Coming up with an original concept on the DS is no small feat. Ever since the inception of Nintendo’s handheld developers have squeezed just about every gameplay mechanic out of the dual-screened system you can imagine. From blowing into the microphone to strumming the screen to play the guitar most ideas fall into the ’been there, done that’ category. With Mister Slime developer Lexus Numerique has managed to craft a surprisingly original concept for their latest DS title. While I applaud the creativity it does come with some annoyances such as poor design in other areas and wearing out its welcome long before the game ends leaving Mister Slime in the pile of ’what if’ titles on the system.
At its core Mister Slime is a puzzle/platformer that requires the player to maneuver through the environment by using anchors scattered throughout. This of course is performed by dragging Slimey’s (yes that is really his name) appendages from point A to point B. While it sounds simple enough there are numerous obstacles that you have to navigate along the way. You will also be forced to use momentum to your advantage by swinging and catapulting your way through each level adding a bit of variety to the mix. This momentum can also be used to attack enemies and open doors thus creating the bulk of Mister Slime’s gameplay.
To spice things up the game also throws various enemies at you, which you can attack by slinging your body into them. This can be cumbersome thanks to the fact that Slimey really doesn’t have a whole lot of bounce in his step. It is also worth noting that the viewpoint in the game feels very constricted. Adding in a world map would have done wonders, but as it stands the available scrolling option feels more intrusive than helpful. This all combines to create a frustrating experience in an otherwise innovative game. You will spend the majority of your time tapping and dragging your gooey appendages and dying random deaths at the hands of poor camera and wonky physics.
For a DS title Mister Slime is visually acceptable at best. The lush backgrounds and vibrant color schemes suit the game nicely, but it isn’t anything we haven’t seen before in a thousand other titles on the system. Animations are actually well done and the highlight is definitely Slimey’s facial expressions for various reactions. The music is passable and sometimes catchy and the sound effects are what you would expect from a colorful DS title. Hearing Slimey and his cronies mutter their gibberish is not as unpleasant as you would imagine.

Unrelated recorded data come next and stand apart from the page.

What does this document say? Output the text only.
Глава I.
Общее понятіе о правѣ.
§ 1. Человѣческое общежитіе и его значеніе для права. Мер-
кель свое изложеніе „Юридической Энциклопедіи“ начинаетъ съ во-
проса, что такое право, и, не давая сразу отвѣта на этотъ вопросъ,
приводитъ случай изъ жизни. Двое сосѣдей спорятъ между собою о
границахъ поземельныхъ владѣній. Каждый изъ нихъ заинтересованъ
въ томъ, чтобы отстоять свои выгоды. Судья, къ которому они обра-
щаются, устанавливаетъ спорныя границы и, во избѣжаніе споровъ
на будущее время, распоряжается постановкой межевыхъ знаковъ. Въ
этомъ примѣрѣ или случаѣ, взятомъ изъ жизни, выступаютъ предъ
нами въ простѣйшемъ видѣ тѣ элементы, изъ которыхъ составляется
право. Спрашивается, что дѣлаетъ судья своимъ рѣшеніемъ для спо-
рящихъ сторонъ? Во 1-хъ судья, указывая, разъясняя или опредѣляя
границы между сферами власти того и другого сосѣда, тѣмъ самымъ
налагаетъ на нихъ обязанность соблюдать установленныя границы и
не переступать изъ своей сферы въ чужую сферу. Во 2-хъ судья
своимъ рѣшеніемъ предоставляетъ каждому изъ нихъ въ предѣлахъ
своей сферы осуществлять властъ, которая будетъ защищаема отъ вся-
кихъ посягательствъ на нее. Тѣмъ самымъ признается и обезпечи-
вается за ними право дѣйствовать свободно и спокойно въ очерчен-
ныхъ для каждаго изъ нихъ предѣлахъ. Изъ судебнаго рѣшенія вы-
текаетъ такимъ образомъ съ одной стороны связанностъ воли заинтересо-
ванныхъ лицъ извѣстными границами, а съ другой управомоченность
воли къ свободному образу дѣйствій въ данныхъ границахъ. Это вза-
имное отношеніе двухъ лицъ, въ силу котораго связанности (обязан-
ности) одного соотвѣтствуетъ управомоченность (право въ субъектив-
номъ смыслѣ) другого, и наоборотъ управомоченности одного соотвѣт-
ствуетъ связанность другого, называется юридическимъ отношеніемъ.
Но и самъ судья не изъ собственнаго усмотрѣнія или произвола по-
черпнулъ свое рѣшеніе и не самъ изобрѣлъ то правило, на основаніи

While the mechanics are somewhat tedious there is a log of game here to keep you occupied. Outside of the core single-player experience there are a number of bonus levels found within each of the five levels. You can also go back and play your favorite levels in a Time Attack mode, which may feel derivative, but at least it gives players something to shoot for. Perhaps if you could upload your times online and try to beat others players it would be more appealing. There is also a multi-player portion of the game that you can play wirelessly with friends. There are three modes including Flower Challenge, Racing Challenge and of course Score Challenge. There is certainly more than enough content here for your money, but you have to get past the game’s initial flaws to enjoy them all.
Mister Slime is not a bad game; in fact it does have a lot of shining moments that make it worth checking out if you are a fan of character-based adventure games and need something fresh. The problem here is that the concept wears out its welcome far too quickly and without enough diversity in the gameplay you will find yourself forcing your way through the later levels. With a bit more variety Mister Slime could easily become a franchise for Nintendo’s touchy handheld, but as it stands the game simply doesn’t hold up to some of the better titles on the system.